The next morning I awoke to a guy fumbling through his bag. The other two in the four-person room were gone. Sun streamed through the window and my watch said 1 p.m.
‘Oh, man, I’m so sorry. I didn’t mean to wake you,’ he said.
‘No, no, that’s okay. Something had to. Fuck …’
I turned my head and the hangover began straight away.
‘Danny,’ he said, extending a hand in front of big, white teeth.
‘Mark,’ I said, taking it.
‘You sound like you’ve got a bit of an accent there. Where ya from?’
‘Australia.’
‘Australia, beautiful! I’ve always wanted to go, it looks so great.’
‘It’s something.’
‘You look like you had a big night on the sauce.’
‘Yeah? I feel like it too.’
‘It’s all good, enjoying a vacation in New York City! You’ve gotta make the most of it. I’m up here for a buddy’s buck’s party tonight. You want to get a drink tomorrow maybe?’
‘I never want to get a drink again.’
‘Alright,’ he said, laughing. ‘Well if you change your mind, let me know. I’m heading off the day after.’
His enthusiasm worsened my headache, though I couldn’t help but like the guy. He seemed to take energy in from the world, amplify it somehow then send it back out. I lay in bed listening to the city through the walls, feeling somehow excluded from it. There was a knock on the door. I wandered over, underpants-clad, and reached for the handle as it turned from the other side.

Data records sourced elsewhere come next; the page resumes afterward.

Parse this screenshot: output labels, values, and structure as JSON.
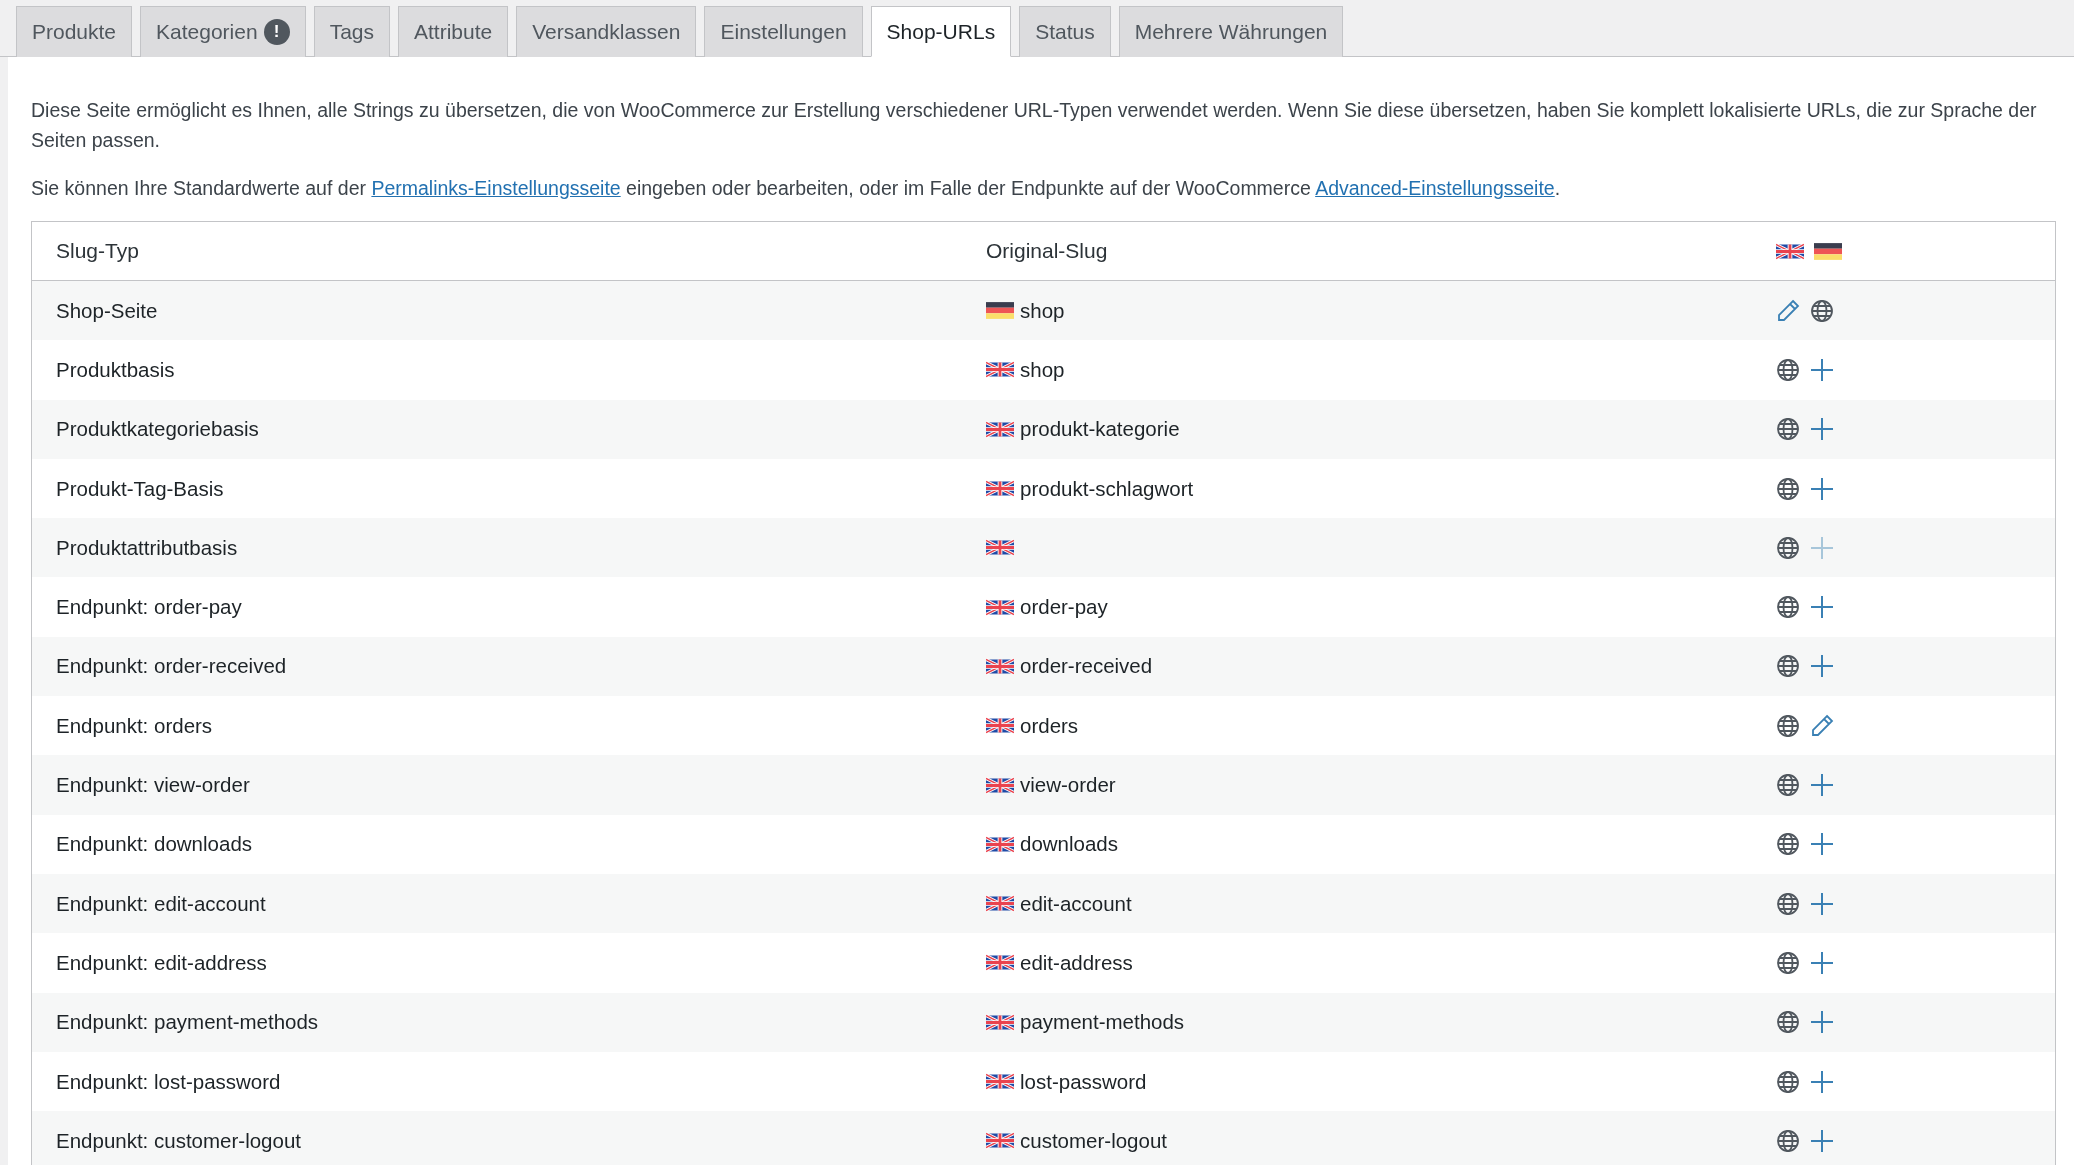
{
  "tabs": [
    {
      "label": "Produkte",
      "selected": false
    },
    {
      "label": "Kategorien",
      "selected": false,
      "badge": "!"
    },
    {
      "label": "Tags",
      "selected": false
    },
    {
      "label": "Attribute",
      "selected": false
    },
    {
      "label": "Versandklassen",
      "selected": false
    },
    {
      "label": "Einstellungen",
      "selected": false
    },
    {
      "label": "Shop-URLs",
      "selected": true
    },
    {
      "label": "Status",
      "selected": false
    },
    {
      "label": "Mehrere Währungen",
      "selected": false
    }
  ],
  "intro": "Diese Seite ermöglicht es Ihnen, alle Strings zu übersetzen, die von WooCommerce zur Erstellung verschiedener URL-Typen verwendet werden. Wenn Sie diese übersetzen, haben Sie komplett lokalisierte URLs, die zur Sprache der Seiten passen.",
  "note": {
    "before": "Sie können Ihre Standardwerte auf der",
    "link1": "Permalinks-Einstellungsseite",
    "middle": "eingeben oder bearbeiten, oder im Falle der Endpunkte auf der WooCommerce",
    "link2": "Advanced-Einstellungsseite",
    "after": "."
  },
  "table": {
    "columns": [
      "Slug-Typ",
      "Original-Slug"
    ],
    "language_flags": [
      {
        "kind": "gb"
      },
      {
        "kind": "de"
      }
    ],
    "rows": [
      {
        "type": "Shop-Seite",
        "flag": {
          "kind": "de"
        },
        "slug": "shop",
        "actions": [
          {
            "kind": "edit",
            "disabled": false
          },
          {
            "kind": "globe",
            "disabled": false
          }
        ]
      },
      {
        "type": "Produktbasis",
        "flag": {
          "kind": "gb"
        },
        "slug": "shop",
        "actions": [
          {
            "kind": "globe",
            "disabled": false
          },
          {
            "kind": "add",
            "disabled": false
          }
        ]
      },
      {
        "type": "Produktkategoriebasis",
        "flag": {
          "kind": "gb"
        },
        "slug": "produkt-kategorie",
        "actions": [
          {
            "kind": "globe",
            "disabled": false
          },
          {
            "kind": "add",
            "disabled": false
          }
        ]
      },
      {
        "type": "Produkt-Tag-Basis",
        "flag": {
          "kind": "gb"
        },
        "slug": "produkt-schlagwort",
        "actions": [
          {
            "kind": "globe",
            "disabled": false
          },
          {
            "kind": "add",
            "disabled": false
          }
        ]
      },
      {
        "type": "Produktattributbasis",
        "flag": {
          "kind": "gb"
        },
        "actions": [
          {
            "kind": "globe",
            "disabled": false
          },
          {
            "kind": "add",
            "disabled": true
          }
        ]
      },
      {
        "type": "Endpunkt: order-pay",
        "flag": {
          "kind": "gb"
        },
        "slug": "order-pay",
        "actions": [
          {
            "kind": "globe",
            "disabled": false
          },
          {
            "kind": "add",
            "disabled": false
          }
        ]
      },
      {
        "type": "Endpunkt: order-received",
        "flag": {
          "kind": "gb"
        },
        "slug": "order-received",
        "actions": [
          {
            "kind": "globe",
            "disabled": false
          },
          {
            "kind": "add",
            "disabled": false
          }
        ]
      },
      {
        "type": "Endpunkt: orders",
        "flag": {
          "kind": "gb"
        },
        "slug": "orders",
        "actions": [
          {
            "kind": "globe",
            "disabled": false
          },
          {
            "kind": "edit",
            "disabled": false
          }
        ]
      },
      {
        "type": "Endpunkt: view-order",
        "flag": {
          "kind": "gb"
        },
        "slug": "view-order",
        "actions": [
          {
            "kind": "globe",
            "disabled": false
          },
          {
            "kind": "add",
            "disabled": false
          }
        ]
      },
      {
        "type": "Endpunkt: downloads",
        "flag": {
          "kind": "gb"
        },
        "slug": "downloads",
        "actions": [
          {
            "kind": "globe",
            "disabled": false
          },
          {
            "kind": "add",
            "disabled": false
          }
        ]
      },
      {
        "type": "Endpunkt: edit-account",
        "flag": {
          "kind": "gb"
        },
        "slug": "edit-account",
        "actions": [
          {
            "kind": "globe",
            "disabled": false
          },
          {
            "kind": "add",
            "disabled": false
          }
        ]
      },
      {
        "type": "Endpunkt: edit-address",
        "flag": {
          "kind": "gb"
        },
        "slug": "edit-address",
        "actions": [
          {
            "kind": "globe",
            "disabled": false
          },
          {
            "kind": "add",
            "disabled": false
          }
        ]
      },
      {
        "type": "Endpunkt: payment-methods",
        "flag": {
          "kind": "gb"
        },
        "slug": "payment-methods",
        "actions": [
          {
            "kind": "globe",
            "disabled": false
          },
          {
            "kind": "add",
            "disabled": false
          }
        ]
      },
      {
        "type": "Endpunkt: lost-password",
        "flag": {
          "kind": "gb"
        },
        "slug": "lost-password",
        "actions": [
          {
            "kind": "globe",
            "disabled": false
          },
          {
            "kind": "add",
            "disabled": false
          }
        ]
      },
      {
        "type": "Endpunkt: customer-logout",
        "flag": {
          "kind": "gb"
        },
        "slug": "customer-logout",
        "actions": [
          {
            "kind": "globe",
            "disabled": false
          },
          {
            "kind": "add",
            "disabled": false
          }
        ]
      }
    ]
  }
}
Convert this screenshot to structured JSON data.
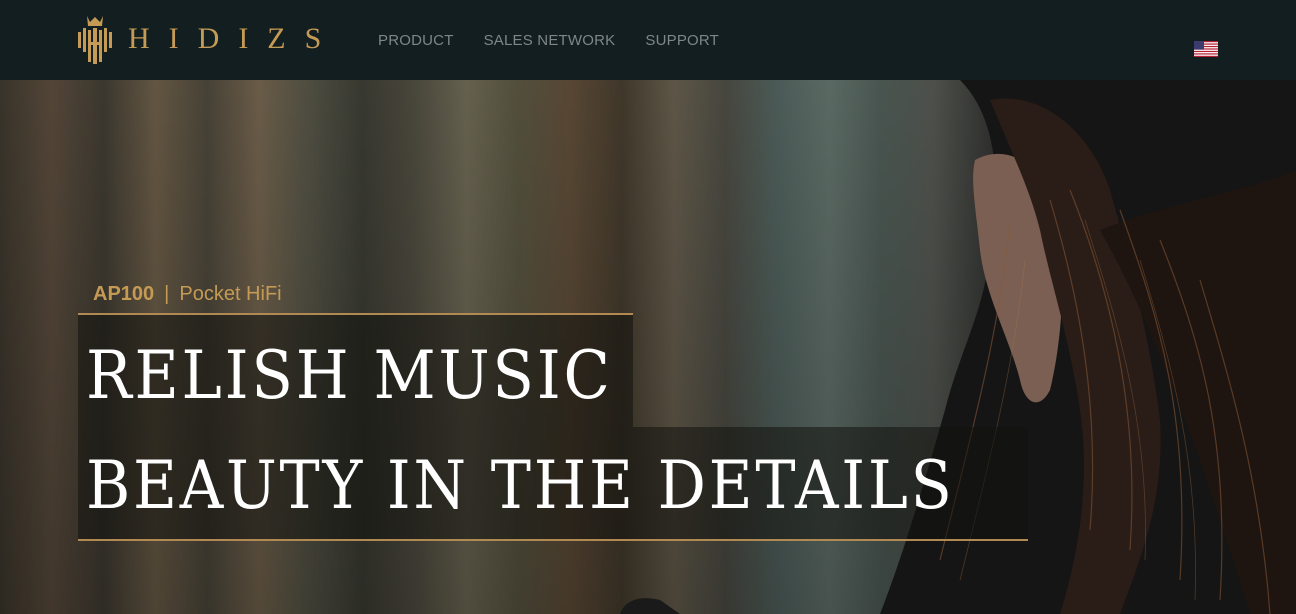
{
  "brand": {
    "name": "HIDIZS",
    "logo_icon": "crown-equalizer-icon",
    "color": "#c49a55"
  },
  "nav": {
    "items": [
      "PRODUCT",
      "SALES NETWORK",
      "SUPPORT"
    ]
  },
  "language": {
    "icon": "us-flag-icon"
  },
  "hero": {
    "model": "AP100",
    "separator": "|",
    "category": "Pocket HiFi",
    "headline_1": "RELISH MUSIC",
    "headline_2": "BEAUTY IN THE DETAILS"
  }
}
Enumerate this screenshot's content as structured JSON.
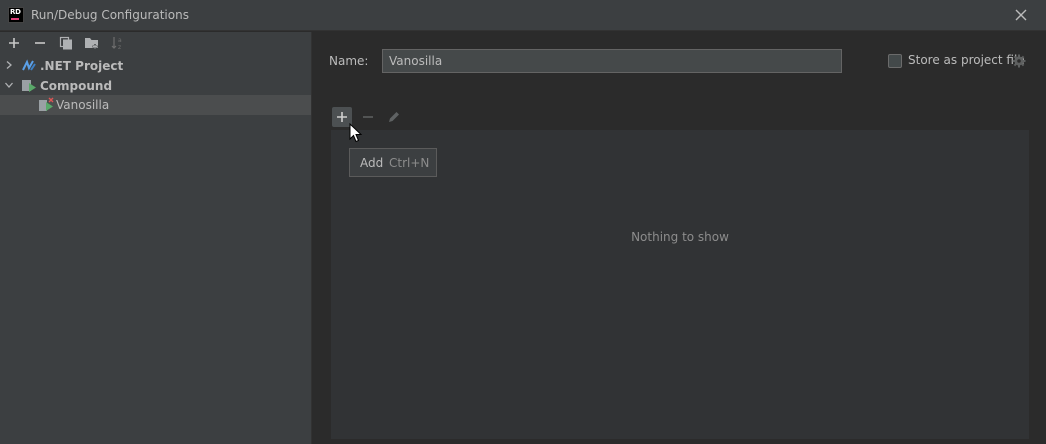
{
  "window": {
    "title": "Run/Debug Configurations",
    "logo_text": "RD"
  },
  "left_toolbar": {
    "icons": [
      "add-icon",
      "remove-icon",
      "copy-icon",
      "folder-icon",
      "sort-icon"
    ]
  },
  "tree": [
    {
      "label": ".NET Project",
      "expanded": false,
      "icon": "dotnet-icon"
    },
    {
      "label": "Compound",
      "expanded": true,
      "icon": "compound-icon"
    },
    {
      "label": "Vanosilla",
      "selected": true,
      "icon": "compound-config-icon"
    }
  ],
  "form": {
    "name_label": "Name:",
    "name_value": "Vanosilla",
    "store_label": "Store as project file",
    "store_checked": false
  },
  "list": {
    "empty_text": "Nothing to show",
    "toolbar_icons": [
      "add-icon",
      "remove-icon",
      "edit-icon"
    ]
  },
  "tooltip": {
    "label": "Add",
    "shortcut": "Ctrl+N"
  }
}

A short, Hispanic housekeeper stood there, armed with a bucket of brushes and sprays.
‘Hi,’ I said.
‘Hello, sir.’
‘Hmm, you looked different in the picture.’
She raised an unimpressed brow.
‘I come back later. You no be here.’
‘Okay.’
Even with the afternoon sun out, the wind was icier than it had been the day before. A bell chimed as I pulled open the door of a thrift shop. I flicked through clothes on a rail and stopped at one. A jacket, leather – a fabric I’d always loathed. It was brown, with cuffs and an upright collar in wool. A small belt ran through loops around the collar, meaning it could seal snug against the neck. It was ridiculous, like something a 1950s fighter pilot might’ve worn, yet I was drawn to it. I placed it on the front counter.
‘Ooh, I was wondering when someone was going to snatch this up,’ said the round woman behind the counter.
‘Really?’
‘Oh yes, it’s very nice. If you want, I got some boots that’d go real nice with it.’
‘No, just the jacket, thanks.’
I walked back out onto the footpath and began moving north. A girl looked me up and down. Waiting at the next intersection, I glanced down at my worn Chuck Taylors, splits forming at the bends of my toes. I turned back, pushing through the crowd gathered behind me, and chimed the bell. ‘Show me these boots.’
I tapped and clicked my way through Central Park. I’d never owned a pair of wooden-soled shoes before and the sound made me more conscious of my walking than I’d ever been. I sat on a bench in the sun and watched a group play baseball. Joggers jogged, children laughed, dogs barked; I smoked a cigarette and took it all in. A winding path wrapped around a lake with rowboats drifting along its surface, lovers intertwined in each.
A group of drunken French girls on their backs in the middle of a path gazed up at the trees. They threw sour looks as I stepped over them and continued. ‘Hey, fuck you, man!’ one yelled to me. I walked without turning back. ‘Hey!’ she yelled again. ‘I don’t like you; I only like your arse!’ The others erupted in laughter. I continued along the track and headed south towards Chelsea.